Our lesson-1 example using pretrained models import:

%reload_ext autoreload
%autoreload 2
%matplotlib inline

from fastai import *
from fastai.vision import *
import pretrainedmodels

path = untar_data(URLs.PETS); path
path_anno = path/'annotations'
path_img = path/'images'
fnames = get_image_files(path_img)
np.random.seed(2)
pat = re.compile(r'/([^/]+)_\d+.jpg$')

bs = 64

data = ImageDataBunch.from_name_re(path_img, fnames, pat, ds_tfms=get_transforms(),
                                   size=299, bs=bs//2).normalize(imagenet_stats)

def get_model(pretrained=True, model_name = 'resnet50', **kwargs ): 
    if pretrained:
        arch = pretrainedmodels.__dict__[model_name](num_classes=1000, pretrained='imagenet')
    else:
        arch = pretrainedmodels.__dict__[model_name](num_classes=1000, pretrained=None)
    return arch

custom_head = create_head(nf=2048*2, nc=37, ps=0.5, bn_final=False) 

# Below you can change the imported model into any of the models available in the `pretrainedmodels` 
# which can be shown by: pretrainedmodels.model_names
fastai_resnet50=nn.Sequential(*list(children(get_model(model_name = 'resnet50'))[:-2]),custom_head) 

def get_fastai_model(pretrained=True, **kwargs ): 
    return fastai_resnet50

learn = create_cnn(data, get_fastai_model, metrics=error_rate)
learn.fit_one_cycle(5) 
learn.unfreeze()
learn.fit_one_cycle(1, max_lr=slice(1e-6,1e-4))

Update-1:
Maybe it is safer to create the custom_head as the following:

custom_head = create_head(nf=num_features_model(self.cnn)*2, nc=data.c, ps=0.5, bn_final=False)

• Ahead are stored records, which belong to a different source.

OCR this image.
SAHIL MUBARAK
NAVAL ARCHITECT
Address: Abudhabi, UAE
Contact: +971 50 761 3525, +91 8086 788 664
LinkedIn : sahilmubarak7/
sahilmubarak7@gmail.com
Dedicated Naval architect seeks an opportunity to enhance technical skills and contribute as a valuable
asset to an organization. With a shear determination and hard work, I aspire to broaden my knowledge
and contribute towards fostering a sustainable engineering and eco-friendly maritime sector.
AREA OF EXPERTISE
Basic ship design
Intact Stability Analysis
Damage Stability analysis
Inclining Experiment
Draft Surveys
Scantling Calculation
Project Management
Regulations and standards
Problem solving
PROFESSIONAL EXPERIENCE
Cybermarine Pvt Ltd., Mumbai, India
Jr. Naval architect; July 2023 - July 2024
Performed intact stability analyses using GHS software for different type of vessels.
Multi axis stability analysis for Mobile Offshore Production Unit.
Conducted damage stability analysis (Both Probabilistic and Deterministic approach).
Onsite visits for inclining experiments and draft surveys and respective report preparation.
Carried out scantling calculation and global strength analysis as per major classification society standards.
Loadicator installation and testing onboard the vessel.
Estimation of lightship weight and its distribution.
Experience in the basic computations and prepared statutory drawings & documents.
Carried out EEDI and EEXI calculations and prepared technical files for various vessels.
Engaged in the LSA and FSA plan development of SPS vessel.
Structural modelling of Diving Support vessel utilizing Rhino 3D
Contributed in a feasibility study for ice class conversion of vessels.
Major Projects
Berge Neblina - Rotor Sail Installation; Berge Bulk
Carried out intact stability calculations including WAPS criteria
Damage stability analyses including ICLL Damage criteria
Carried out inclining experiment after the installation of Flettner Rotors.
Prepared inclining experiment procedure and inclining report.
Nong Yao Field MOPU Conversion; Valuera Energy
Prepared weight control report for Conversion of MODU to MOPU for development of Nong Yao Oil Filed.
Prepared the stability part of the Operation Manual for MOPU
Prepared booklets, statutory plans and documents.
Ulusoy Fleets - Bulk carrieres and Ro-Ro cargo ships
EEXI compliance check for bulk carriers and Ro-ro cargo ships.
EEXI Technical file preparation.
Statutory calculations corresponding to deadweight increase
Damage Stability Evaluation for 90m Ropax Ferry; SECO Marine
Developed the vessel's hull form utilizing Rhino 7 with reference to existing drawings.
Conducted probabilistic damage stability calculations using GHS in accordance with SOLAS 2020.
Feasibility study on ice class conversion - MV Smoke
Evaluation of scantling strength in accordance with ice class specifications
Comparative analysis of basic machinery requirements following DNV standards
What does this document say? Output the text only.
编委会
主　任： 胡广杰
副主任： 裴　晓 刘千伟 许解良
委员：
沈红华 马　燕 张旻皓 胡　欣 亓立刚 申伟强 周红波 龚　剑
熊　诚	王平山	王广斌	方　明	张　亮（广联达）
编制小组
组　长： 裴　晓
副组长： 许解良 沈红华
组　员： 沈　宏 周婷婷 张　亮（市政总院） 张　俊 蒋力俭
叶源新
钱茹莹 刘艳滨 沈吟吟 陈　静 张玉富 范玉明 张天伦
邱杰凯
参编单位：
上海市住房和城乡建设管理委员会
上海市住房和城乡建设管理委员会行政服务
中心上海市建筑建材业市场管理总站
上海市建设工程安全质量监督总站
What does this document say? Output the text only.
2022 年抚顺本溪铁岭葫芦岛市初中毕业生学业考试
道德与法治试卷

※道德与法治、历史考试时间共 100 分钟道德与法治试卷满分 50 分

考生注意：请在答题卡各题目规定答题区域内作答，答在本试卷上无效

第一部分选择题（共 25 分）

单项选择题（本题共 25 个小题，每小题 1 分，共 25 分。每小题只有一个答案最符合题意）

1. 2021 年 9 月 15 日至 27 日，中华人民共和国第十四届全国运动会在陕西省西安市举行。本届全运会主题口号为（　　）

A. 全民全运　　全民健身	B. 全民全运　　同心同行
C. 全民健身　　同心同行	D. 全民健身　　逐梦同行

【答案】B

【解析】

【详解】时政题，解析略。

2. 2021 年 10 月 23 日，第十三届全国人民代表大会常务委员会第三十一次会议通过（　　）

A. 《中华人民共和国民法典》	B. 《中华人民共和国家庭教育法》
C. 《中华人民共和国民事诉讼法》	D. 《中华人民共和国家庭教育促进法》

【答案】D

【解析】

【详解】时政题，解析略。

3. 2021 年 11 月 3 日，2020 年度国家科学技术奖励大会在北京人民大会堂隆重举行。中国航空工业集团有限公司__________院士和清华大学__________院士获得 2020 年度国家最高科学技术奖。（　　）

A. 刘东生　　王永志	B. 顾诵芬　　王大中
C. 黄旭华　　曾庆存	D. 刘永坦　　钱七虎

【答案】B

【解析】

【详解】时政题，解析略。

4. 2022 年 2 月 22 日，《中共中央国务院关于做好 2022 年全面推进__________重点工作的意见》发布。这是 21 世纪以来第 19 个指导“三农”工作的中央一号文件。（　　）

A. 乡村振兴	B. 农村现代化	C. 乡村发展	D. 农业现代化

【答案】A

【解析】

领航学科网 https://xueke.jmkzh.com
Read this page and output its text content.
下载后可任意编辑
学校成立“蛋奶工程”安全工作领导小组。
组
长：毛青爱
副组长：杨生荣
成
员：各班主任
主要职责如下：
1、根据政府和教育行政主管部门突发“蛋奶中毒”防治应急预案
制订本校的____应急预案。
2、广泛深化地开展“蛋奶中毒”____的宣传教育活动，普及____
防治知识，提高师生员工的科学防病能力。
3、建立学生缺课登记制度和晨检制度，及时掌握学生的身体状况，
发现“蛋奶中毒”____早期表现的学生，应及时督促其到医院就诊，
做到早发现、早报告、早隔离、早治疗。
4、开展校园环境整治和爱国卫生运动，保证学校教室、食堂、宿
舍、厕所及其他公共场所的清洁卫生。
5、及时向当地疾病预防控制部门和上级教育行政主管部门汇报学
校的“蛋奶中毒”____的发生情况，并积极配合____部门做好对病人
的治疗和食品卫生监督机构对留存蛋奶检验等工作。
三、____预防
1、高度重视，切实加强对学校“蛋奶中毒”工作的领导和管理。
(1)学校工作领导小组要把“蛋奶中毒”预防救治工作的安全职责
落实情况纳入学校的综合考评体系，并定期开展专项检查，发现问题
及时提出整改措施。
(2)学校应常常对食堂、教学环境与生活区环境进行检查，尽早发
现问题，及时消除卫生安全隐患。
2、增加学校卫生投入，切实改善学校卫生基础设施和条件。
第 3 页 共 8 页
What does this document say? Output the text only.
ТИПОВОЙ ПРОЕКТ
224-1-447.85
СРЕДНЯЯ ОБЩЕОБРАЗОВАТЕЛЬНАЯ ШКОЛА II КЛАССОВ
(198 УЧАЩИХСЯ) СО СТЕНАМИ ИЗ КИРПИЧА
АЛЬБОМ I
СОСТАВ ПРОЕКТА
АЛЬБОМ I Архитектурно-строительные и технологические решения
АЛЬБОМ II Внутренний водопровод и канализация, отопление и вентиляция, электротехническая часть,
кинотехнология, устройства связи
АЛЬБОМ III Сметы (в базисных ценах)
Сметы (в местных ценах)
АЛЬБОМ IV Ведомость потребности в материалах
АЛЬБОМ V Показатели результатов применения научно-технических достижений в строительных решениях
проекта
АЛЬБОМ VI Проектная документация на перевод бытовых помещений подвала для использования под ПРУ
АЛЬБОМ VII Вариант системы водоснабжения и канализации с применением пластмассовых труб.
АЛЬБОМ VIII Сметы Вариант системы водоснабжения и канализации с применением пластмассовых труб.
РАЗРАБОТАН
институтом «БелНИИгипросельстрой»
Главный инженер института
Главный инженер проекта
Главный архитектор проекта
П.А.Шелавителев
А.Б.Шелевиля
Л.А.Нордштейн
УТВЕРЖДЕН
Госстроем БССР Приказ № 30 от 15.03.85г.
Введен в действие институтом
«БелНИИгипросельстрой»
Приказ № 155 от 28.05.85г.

Just in case the output features of the body of a model that you will use is not 2048

Update-2:
Jeremy tweeted an even better implementation for importing architectures from cadene. What I missed in the above code, the points of split for the discriminative learning.

gautik · January 26, 2019, 9:50pm

Looking for an answer to your point 2. That makes me wonder, the weights would not change much if a level in a variable doesn’t appear many times in the dataset.